A Big Labour Boy Did It And Ran Away

The Tory Party spin machine has been fired up this morning by Michael “Oiky” Gove, as he seeks to head off anyone in the press to whom the thought may have entered that the latest bad news for educational standards in England and Wales might be down to him. Because more of those international league tables are being published, and things are not looking good.
Yes Oiky, it's your responsibility

This is a pre-emptive strike, as results are not yet out, but as the deeply subversive Guardian has observed, “The relative positions of England, Scotland and Wales are expected to be little changed when the OECD releases its latest Programme for International Student Assessment (Pisa) on Tuesday, setting off another political battle over the direction of England's state schools”.

Now, the Pisa rankings have been used by “Oiky” in the past – and, naturally, by his retinue of polecats and devotees such as the loathsome Toby Young – to lay into Labour, backed up with the usual talk of “dumbing down” and of course “grade inflation”. The latest figures, it seems, will also be used to blame the rotten lefties, who are presumably still running the DfE (maybe not).

So here’s the Gove excuse: “The results due out this week are a verdict on the last government. These tests were taken in 2012 by children who had been educated almost entirely under Labour and before most of our reforms had even been introduced ... The real test of our reforms will be how we do in a decade's time” to which I call bullshit.

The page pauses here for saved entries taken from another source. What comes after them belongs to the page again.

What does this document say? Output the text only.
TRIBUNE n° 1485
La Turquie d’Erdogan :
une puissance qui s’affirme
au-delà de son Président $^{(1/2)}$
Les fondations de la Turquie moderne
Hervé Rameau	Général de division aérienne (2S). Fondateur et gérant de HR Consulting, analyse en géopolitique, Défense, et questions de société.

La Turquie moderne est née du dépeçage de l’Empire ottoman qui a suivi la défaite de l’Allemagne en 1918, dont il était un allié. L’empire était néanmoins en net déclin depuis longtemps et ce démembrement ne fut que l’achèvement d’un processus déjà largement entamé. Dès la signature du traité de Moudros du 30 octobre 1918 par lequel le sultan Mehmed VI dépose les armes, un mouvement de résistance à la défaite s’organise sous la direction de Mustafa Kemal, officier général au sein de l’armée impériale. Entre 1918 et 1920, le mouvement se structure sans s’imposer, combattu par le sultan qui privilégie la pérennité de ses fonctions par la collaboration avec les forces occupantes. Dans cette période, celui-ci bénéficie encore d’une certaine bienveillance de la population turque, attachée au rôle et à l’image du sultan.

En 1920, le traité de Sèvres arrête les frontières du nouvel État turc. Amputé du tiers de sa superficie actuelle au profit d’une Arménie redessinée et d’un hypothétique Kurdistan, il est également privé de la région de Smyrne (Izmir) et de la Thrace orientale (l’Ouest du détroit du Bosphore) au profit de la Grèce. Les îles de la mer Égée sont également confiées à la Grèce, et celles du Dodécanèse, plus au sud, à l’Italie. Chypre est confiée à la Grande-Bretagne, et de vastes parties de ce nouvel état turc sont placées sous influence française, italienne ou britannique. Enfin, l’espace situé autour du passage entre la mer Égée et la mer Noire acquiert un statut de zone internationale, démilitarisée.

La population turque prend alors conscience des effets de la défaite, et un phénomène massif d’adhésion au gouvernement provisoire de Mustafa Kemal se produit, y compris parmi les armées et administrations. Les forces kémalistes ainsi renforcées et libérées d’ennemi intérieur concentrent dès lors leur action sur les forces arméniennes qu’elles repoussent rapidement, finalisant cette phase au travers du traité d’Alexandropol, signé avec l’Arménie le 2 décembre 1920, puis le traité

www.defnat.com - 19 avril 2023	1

The results from the 2009 Pisa tests have been available to the Government for three years now. Had the state of the education system been so glaringly deficient, then where were the remedial measures to set things right? In any case, at least two thirds of pupils’ time in school has been under Gove’s watch since the last series of tests. The excuse is starting to wear thin.

And “Oiky” has a problem if he tries to wheel out the best-performing countries as comparators: Finland insists on qualified teachers in its classrooms, and as Gove’s shadow Tristram Hunt has observed, “In Shanghai all teachers have a teaching qualification and undergo 240 hours of professional development within the first five years of their career”.

Instead, “Oiky” and his cheerleaders bang the drum for unqualified teachers, on grounds that they are unable to quantify, while blaming someone else for shortcomings in the system. But the buck has stopped with Gove for three and a half years now, and if he can’t show some sign of improvement over that timescale, one has to wonder when – or if – he ever will.

Stop making excuses, “Oiky”. Not good enough. Must try harder.

1 comment:

organic cheeseboard said...

Surely it's also worth mentioning teachers' morale? It's been thoroughly sapped by the endless new initiatives, rumblings about the curriculum(thus impossibility of genuine future planning) and blob-hatred.